Kanzlerin Weidel? Wirklich?
Lassen wir die Vorstellung kurz auf uns wirken: Alice Weidel als Kanzlerin. Welche Koalitionspartner stellt man sich da vor? Die CDU unter Friedrich Merz, der sich in seiner Rolle als „Oppositionsführer light“ so wohl fühlt, dass man ihn fast bedauert? Oder doch eine rein rechte Regierung mit dem „liberalen“ Flügel der FDP und vielleicht ein paar unabhängigen Freigeistern aus der Telegram-Welt? Es wäre ein Kabinett der Grauen – und der Grenzüberschreitungen.
Ein Kanzleramt unter Weidel würde vermutlich eine PR-Maschine sondergleichen entfesseln, denn was wäre Deutschland ohne regelmäßige internationale Schlagzeilen? Man stelle sich nur vor, wie sie bei internationalen Gipfeln neben Joe Biden, Emmanuel Macron oder Xi Jinping posiert. Der Kanzlerinblick, der von der AfD-Basis so gerne als „durchsetzungsstark“ gelobt wird, könnte plötzlich ganz anders wirken: verloren.
Der Schaden bleibt
Die Nominierung Weidels zeigt vor allem eines: Die AfD ist auf Eskalation eingestellt. Sie wird keinen Zentimeter zurückweichen, sondern weiter auf Spaltung und Provokation setzen. Das mag kurzfristig strategisch sinnvoll erscheinen, aber der langfristige Schaden für die politische Kultur in Deutschland ist kaum zu überschätzen. Jeder Auftritt Weidels polarisiert, jede Rede spaltet, und jede Provokation zwingt andere Parteien, sich mit Themen zu beschäftigen, die sie eigentlich hinter sich lassen wollten.

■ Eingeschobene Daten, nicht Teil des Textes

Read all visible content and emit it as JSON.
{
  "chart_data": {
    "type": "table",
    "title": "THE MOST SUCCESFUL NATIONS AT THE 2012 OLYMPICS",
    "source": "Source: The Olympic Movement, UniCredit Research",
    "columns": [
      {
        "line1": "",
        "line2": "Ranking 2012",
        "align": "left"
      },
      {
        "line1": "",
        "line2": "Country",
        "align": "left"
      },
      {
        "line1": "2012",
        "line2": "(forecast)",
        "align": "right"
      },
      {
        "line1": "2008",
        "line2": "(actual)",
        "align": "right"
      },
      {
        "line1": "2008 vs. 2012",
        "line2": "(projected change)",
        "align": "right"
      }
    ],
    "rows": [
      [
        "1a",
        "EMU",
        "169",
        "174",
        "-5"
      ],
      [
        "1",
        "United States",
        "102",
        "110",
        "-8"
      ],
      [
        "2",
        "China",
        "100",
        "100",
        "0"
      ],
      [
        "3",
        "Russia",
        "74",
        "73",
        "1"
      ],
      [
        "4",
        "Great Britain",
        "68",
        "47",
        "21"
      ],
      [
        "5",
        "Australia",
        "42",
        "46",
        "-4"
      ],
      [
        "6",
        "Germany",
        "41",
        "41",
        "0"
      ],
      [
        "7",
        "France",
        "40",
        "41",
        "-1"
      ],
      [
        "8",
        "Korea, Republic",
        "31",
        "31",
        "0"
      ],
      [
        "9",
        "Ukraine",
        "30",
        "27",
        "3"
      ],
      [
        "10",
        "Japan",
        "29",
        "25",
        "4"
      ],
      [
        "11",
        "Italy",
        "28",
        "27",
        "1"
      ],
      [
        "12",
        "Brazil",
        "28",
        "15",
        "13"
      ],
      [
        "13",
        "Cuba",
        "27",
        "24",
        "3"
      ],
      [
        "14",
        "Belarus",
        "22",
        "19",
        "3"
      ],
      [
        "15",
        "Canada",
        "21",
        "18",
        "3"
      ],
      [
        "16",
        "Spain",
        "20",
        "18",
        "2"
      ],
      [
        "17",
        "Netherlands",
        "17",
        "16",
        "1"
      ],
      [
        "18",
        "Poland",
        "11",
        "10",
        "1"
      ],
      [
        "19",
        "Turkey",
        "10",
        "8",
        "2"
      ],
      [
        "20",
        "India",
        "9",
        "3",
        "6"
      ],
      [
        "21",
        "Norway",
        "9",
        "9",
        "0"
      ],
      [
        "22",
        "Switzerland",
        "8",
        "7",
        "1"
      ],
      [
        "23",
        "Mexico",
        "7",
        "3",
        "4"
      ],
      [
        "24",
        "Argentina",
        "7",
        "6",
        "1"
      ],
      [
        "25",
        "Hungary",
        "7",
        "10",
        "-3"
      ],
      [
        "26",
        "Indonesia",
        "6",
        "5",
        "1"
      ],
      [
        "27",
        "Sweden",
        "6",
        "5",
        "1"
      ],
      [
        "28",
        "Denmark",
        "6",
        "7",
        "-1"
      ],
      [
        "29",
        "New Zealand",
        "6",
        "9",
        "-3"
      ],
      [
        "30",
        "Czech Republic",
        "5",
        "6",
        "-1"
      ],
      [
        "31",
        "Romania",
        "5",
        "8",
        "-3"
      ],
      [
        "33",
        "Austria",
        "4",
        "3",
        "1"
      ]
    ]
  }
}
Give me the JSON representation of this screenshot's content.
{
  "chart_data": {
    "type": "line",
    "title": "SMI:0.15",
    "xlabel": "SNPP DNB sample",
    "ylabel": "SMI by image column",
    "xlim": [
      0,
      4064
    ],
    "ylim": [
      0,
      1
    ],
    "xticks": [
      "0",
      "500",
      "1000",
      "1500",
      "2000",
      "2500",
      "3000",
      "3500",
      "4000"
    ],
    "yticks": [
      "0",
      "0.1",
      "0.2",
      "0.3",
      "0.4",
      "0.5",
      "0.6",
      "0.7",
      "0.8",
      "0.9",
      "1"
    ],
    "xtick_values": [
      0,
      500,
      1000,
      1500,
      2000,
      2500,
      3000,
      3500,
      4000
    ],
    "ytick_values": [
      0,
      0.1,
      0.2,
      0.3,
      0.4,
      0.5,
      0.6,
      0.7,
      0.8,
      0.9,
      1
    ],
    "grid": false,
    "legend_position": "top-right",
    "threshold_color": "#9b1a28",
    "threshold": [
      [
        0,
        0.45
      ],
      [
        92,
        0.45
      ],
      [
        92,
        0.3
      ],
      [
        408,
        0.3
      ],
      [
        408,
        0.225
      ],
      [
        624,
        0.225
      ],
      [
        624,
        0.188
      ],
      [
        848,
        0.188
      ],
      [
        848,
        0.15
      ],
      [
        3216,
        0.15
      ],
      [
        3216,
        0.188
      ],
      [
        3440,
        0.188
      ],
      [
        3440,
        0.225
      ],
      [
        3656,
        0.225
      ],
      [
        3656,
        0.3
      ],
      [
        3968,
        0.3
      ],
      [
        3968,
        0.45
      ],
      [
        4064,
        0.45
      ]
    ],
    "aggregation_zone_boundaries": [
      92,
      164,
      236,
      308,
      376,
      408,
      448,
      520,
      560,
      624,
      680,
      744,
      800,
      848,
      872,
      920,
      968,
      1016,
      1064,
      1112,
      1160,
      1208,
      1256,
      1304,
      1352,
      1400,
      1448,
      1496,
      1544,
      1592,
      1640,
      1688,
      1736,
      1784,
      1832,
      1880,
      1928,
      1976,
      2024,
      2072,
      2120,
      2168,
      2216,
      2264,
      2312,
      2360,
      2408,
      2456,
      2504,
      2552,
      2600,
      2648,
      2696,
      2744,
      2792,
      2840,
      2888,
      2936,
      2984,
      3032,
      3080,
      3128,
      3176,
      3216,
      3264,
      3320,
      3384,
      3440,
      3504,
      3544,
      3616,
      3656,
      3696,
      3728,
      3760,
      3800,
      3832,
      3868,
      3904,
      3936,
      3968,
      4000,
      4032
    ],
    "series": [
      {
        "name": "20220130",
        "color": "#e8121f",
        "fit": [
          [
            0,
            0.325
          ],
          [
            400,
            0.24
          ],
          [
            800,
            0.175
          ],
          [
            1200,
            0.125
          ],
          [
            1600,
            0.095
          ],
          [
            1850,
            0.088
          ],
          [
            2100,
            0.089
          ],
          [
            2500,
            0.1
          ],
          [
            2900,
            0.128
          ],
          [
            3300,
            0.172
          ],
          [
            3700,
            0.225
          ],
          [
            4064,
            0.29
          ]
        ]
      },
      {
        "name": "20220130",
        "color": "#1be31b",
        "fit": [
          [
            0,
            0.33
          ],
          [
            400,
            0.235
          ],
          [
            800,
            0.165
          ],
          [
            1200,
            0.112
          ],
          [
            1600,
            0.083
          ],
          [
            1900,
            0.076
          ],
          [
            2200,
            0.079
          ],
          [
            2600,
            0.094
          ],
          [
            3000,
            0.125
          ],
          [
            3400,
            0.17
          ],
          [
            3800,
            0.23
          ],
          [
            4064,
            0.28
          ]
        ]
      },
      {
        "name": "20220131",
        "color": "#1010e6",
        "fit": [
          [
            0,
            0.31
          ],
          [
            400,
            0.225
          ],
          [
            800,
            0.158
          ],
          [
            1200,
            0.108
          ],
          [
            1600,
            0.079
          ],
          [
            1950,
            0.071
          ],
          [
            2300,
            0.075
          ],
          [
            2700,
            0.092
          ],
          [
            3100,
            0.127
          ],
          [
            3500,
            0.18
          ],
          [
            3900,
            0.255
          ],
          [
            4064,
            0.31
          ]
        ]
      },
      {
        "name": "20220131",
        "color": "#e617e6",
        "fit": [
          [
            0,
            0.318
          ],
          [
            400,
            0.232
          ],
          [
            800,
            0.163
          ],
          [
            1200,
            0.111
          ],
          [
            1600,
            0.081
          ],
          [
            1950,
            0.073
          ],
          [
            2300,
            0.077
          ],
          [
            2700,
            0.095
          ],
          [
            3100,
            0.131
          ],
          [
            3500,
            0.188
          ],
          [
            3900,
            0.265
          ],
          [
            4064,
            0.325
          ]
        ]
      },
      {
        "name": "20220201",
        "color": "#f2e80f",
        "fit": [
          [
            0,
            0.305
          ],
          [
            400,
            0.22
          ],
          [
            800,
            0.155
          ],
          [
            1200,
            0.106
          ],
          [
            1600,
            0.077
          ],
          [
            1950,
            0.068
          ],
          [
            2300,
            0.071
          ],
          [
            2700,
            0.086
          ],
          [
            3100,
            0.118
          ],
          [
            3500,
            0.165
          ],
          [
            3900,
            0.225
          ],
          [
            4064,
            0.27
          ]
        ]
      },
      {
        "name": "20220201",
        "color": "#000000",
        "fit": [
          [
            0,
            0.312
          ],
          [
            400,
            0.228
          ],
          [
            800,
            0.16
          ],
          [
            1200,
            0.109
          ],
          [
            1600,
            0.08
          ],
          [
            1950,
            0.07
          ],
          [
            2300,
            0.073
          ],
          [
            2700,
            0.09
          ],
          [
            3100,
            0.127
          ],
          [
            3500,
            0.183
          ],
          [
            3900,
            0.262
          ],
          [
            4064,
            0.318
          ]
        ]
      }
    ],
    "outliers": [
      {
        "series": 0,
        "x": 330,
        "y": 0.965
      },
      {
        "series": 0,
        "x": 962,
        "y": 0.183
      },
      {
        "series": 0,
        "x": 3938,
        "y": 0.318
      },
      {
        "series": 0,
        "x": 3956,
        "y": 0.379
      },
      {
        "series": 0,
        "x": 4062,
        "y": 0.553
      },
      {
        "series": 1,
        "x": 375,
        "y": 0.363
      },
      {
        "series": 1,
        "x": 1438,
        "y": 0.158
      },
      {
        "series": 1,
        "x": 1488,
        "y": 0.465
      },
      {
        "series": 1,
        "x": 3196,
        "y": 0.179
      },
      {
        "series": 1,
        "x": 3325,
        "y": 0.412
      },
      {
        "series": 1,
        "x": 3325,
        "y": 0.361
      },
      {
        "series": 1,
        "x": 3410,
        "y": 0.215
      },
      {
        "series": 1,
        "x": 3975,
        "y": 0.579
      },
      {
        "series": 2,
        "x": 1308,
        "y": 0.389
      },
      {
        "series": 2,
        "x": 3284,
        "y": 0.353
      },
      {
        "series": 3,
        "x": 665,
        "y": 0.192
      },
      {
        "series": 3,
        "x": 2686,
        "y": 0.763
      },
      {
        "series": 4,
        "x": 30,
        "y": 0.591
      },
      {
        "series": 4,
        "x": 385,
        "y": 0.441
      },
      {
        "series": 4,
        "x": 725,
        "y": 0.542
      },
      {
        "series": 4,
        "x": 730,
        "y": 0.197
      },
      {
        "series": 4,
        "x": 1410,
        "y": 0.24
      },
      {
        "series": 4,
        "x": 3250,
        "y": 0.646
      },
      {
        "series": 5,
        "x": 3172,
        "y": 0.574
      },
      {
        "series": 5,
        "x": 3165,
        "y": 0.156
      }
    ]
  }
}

Am Ende könnte die AfD ihren größten Coup landen: nicht mit einem Wahlsieg, sondern indem sie den Diskurs so weit nach rechts verschiebt, dass ihre Ideen plötzlich weniger extrem wirken. Und das ist die eigentliche Gefahr – nicht Weidel selbst, sondern das, was sie mit ihrer Kandidatur repräsentiert: eine Normalisierung des Absurden.
Ein alternatives Trauerspiel
Alice Weidel ist die perfekte Kanzlerkandidatin für die AfD, weil sie genau das verkörpert, was die Partei ausmacht: den Versuch, sich als „seriöse Alternative“ zu präsentieren, während sie gleichzeitig die Fundamente der Demokratie aushöhlt. Sie ist glatt genug, um nicht sofort abgelehnt zu werden, und gleichzeitig radikal genug, um die Wähler der AfD zu mobilisieren. Doch diese Strategie hat ihren Preis. Die Frage ist nur, wer ihn am Ende bezahlt: Weidel selbst, ihre Partei – oder wir alle?